The what next: Caveat emptor!
If you do decide to download and use any of the data on my website and use it, here are a few things that I hope that you will keep in mind:
- Data can be subjective: Contrary to the widely held view that numbers are objective, the statistics that you will see in my datasets reflect my judgments and points of view, some of which you may agree with, but some that you may disagree with, perhaps vehemently. Thus, my estimates of equity risk premiums for individual countries are largely based upon sovereign ratings and CDS spreads, both bond market measures of default risk. Similarly, my estimates of costs of capital for individual companies are built on my estimates of relative risk (beta) for these companies, which are in turn estimated from the sectors that they operate in and their policies on debt.

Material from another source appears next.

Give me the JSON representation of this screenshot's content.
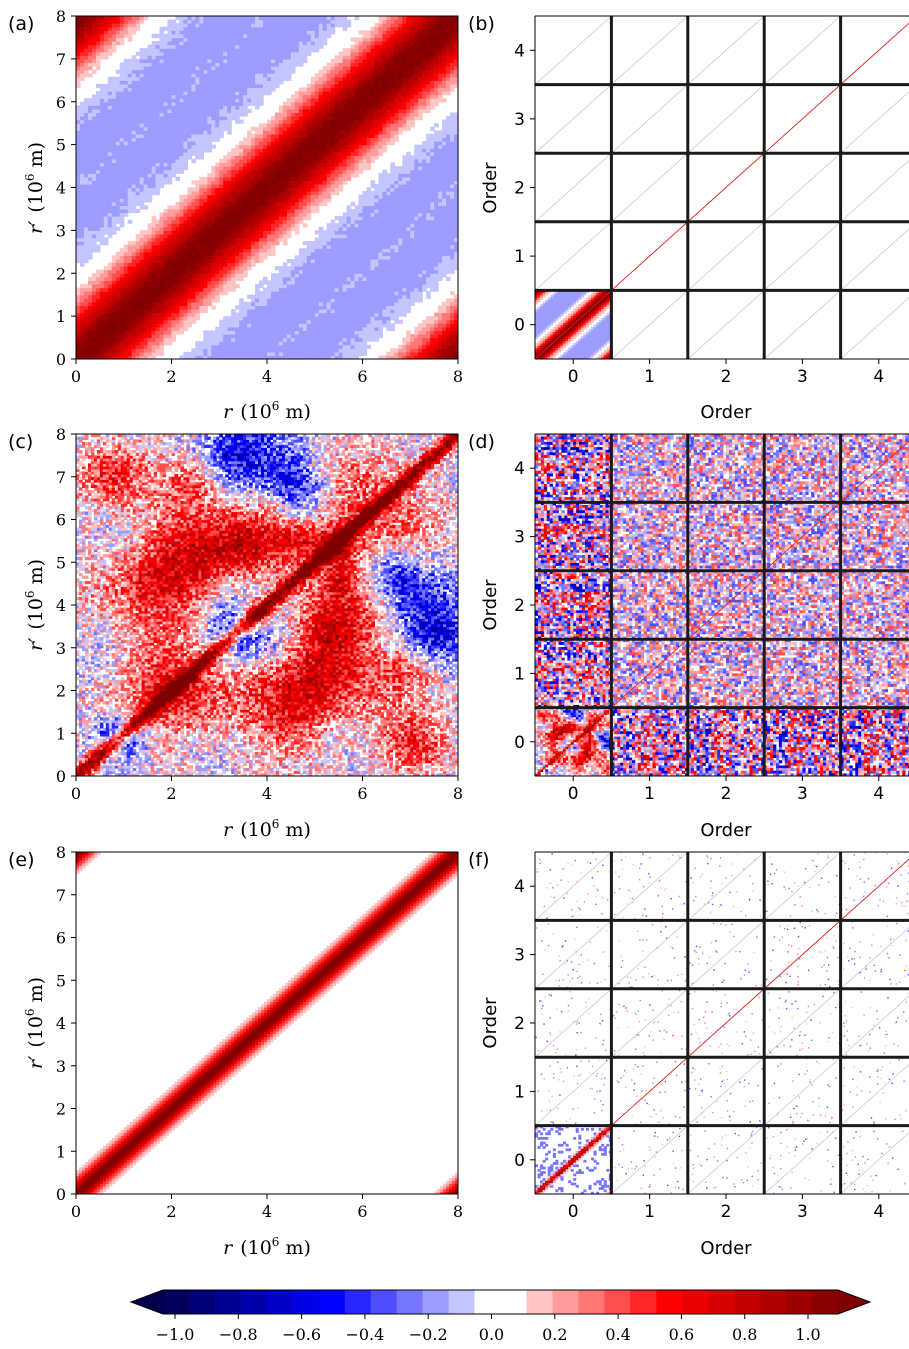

- Bludgeon, not scalpel: One of the key differences between analyzing one company and trying to assess tens of thousands of companies is that you cannot have too much nuance in the estimation approaches that you use for the latter. For example, for an individual company, I will try to estimate the cost of debt, based on an actual or synthetic bond rating. With multitudes of companies, I use a much looser approximation, where I tie the cost of debt to the variability in the stock price. Bottom line: If you are valuing an individual company, go to the source (the annual report and financial filings) and not the line data that you see for that company on my data set. If you are analyzing an entire sector, you can use my approximated data in your analysis.

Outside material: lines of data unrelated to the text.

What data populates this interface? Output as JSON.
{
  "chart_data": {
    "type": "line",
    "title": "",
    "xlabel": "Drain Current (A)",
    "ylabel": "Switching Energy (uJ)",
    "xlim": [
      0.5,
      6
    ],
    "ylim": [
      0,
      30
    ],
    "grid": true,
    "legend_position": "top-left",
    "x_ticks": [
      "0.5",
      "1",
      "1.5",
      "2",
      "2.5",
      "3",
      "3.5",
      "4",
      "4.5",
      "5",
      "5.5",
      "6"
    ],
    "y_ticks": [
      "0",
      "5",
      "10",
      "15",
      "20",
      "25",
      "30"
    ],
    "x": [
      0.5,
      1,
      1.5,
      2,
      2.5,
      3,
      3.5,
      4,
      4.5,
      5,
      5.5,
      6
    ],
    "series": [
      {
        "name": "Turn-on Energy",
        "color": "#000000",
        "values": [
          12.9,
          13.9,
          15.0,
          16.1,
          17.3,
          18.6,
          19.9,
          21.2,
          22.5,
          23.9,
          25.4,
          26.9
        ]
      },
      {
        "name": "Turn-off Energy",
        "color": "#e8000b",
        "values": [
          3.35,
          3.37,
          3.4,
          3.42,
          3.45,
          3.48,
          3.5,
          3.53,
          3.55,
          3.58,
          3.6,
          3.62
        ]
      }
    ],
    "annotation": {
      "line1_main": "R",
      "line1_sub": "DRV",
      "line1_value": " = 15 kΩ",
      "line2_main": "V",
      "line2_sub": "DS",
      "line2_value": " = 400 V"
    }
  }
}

- There will be mistakes in the raw data: I am incredibly grateful to Value Line, Bloomberg and S&P for giving me access to the raw data on companies, but it is also true that there is potential for human error at the date input stage. While I run my own tests to try and catch data input errors , I will miss a few. Thus, if you do find a company in my data base that has a return on equity of 20,000% or a PE ratio of 0.1, odds are that there is something wrong in the raw data of the company.
- The outlier conundrum: Even if the raw data is accurate, the ratios and multiples computed from that data can sometimes yield absurd values. Thus, the PE ratio for a company with earnings fading towards zero can converge on infinity. With individual companies, you notice these absurdities and either adjust for them or look for alternative statistics. With large samples, though, that oversight is again difficult and while I could have arbitrarily set limits (ignore PE ratios greater than 200, for instance), I was reluctant to put my imprint on the data. So, if you see strange numbers for some statistics, it is what came out of the data.

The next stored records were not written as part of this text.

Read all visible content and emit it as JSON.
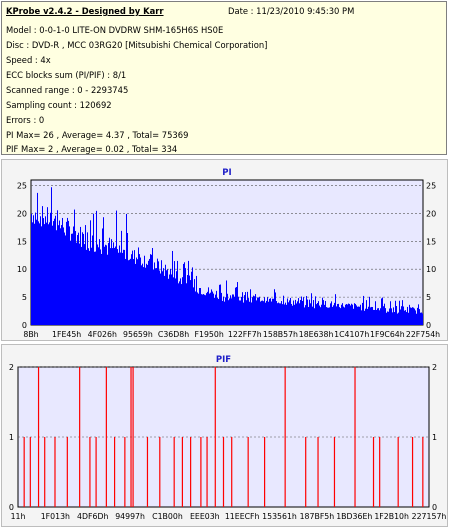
{
  "info": {
    "title": "KProbe v2.4.2 - Designed by Karr",
    "date": "Date : 11/23/2010 9:45:30 PM",
    "lines": [
      "Model : 0-0-1-0 LITE-ON DVDRW SHM-165H6S HS0E",
      "Disc : DVD-R , MCC 03RG20   [Mitsubishi Chemical Corporation]",
      "Speed : 4x",
      "ECC blocks sum (PI/PIF) : 8/1",
      "Scanned range : 0 - 2293745",
      "Sampling count : 120692",
      "Errors : 0",
      "PI Max= 26 , Average= 4.37 , Total= 75369",
      "PIF Max= 2 , Average= 0.02 , Total= 334"
    ]
  },
  "colors": {
    "info_bg": "#ffffe1",
    "plot_bg": "#e8e8ff",
    "pi_bar": "#0000ff",
    "pif_bar": "#ff0000",
    "title": "#1e1ec8"
  },
  "chart_data": [
    {
      "type": "bar",
      "title": "PI",
      "ylim": [
        0,
        26
      ],
      "yticks": [
        0,
        5,
        10,
        15,
        20,
        25
      ],
      "xticks": [
        "8Bh",
        "1FE45h",
        "4F026h",
        "95659h",
        "C36D8h",
        "F1950h",
        "122FF7h",
        "158B57h",
        "18E638h",
        "1C4107h",
        "1F9C64h",
        "22F754h"
      ],
      "grid": true,
      "series_color": "pi_bar",
      "profile": [
        [
          0,
          18,
          22,
          26
        ],
        [
          0.05,
          17,
          21,
          25
        ],
        [
          0.1,
          15,
          19,
          25
        ],
        [
          0.15,
          13,
          17,
          22
        ],
        [
          0.2,
          12,
          16,
          21
        ],
        [
          0.25,
          11,
          14,
          20
        ],
        [
          0.3,
          10,
          13,
          19
        ],
        [
          0.35,
          8,
          11,
          14
        ],
        [
          0.4,
          6,
          9,
          12
        ],
        [
          0.45,
          5,
          7,
          9
        ],
        [
          0.5,
          4,
          6,
          8
        ],
        [
          0.6,
          4,
          5,
          7
        ],
        [
          0.7,
          3,
          5,
          6
        ],
        [
          0.8,
          3,
          4,
          6
        ],
        [
          0.9,
          2,
          4,
          5
        ],
        [
          1.0,
          2,
          3,
          4
        ]
      ]
    },
    {
      "type": "bar",
      "title": "PIF",
      "ylim": [
        0,
        2
      ],
      "yticks": [
        0,
        1,
        2
      ],
      "xticks": [
        "11h",
        "1F013h",
        "4DF6Dh",
        "94997h",
        "C1B00h",
        "EEE03h",
        "11EECFh",
        "153561h",
        "187BF5h",
        "1BD36Eh",
        "1F2B10h",
        "227157h"
      ],
      "grid": true,
      "series_color": "pif_bar",
      "x": [
        0.015,
        0.03,
        0.05,
        0.065,
        0.09,
        0.12,
        0.15,
        0.175,
        0.19,
        0.215,
        0.235,
        0.26,
        0.275,
        0.28,
        0.315,
        0.345,
        0.38,
        0.4,
        0.42,
        0.445,
        0.46,
        0.48,
        0.5,
        0.52,
        0.56,
        0.6,
        0.65,
        0.7,
        0.73,
        0.77,
        0.82,
        0.865,
        0.88,
        0.925,
        0.96,
        0.985
      ],
      "values": [
        1,
        1,
        2,
        1,
        1,
        1,
        2,
        1,
        1,
        2,
        1,
        1,
        2,
        2,
        1,
        1,
        1,
        1,
        1,
        1,
        1,
        2,
        1,
        1,
        1,
        1,
        2,
        1,
        1,
        1,
        2,
        1,
        1,
        1,
        1,
        1
      ]
    }
  ]
}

- The law of large numbers is your ally: The other side of large samples is a positive one, since the advantage of having very large samples is that the outliers have less of an impact on your statistics. Thus, I am comforted by knowing that I have hundreds of firms in each sector, when I compute my averages and that strange numbers on the part of a few companies will have only a small impact on the averages.
P.S: As always, there are dozens of links and data sets in my data page and I am sure that I have screwed up on some of them. If you find any missing links or have issues with the data, please let me know and I will fix them as soon as I can.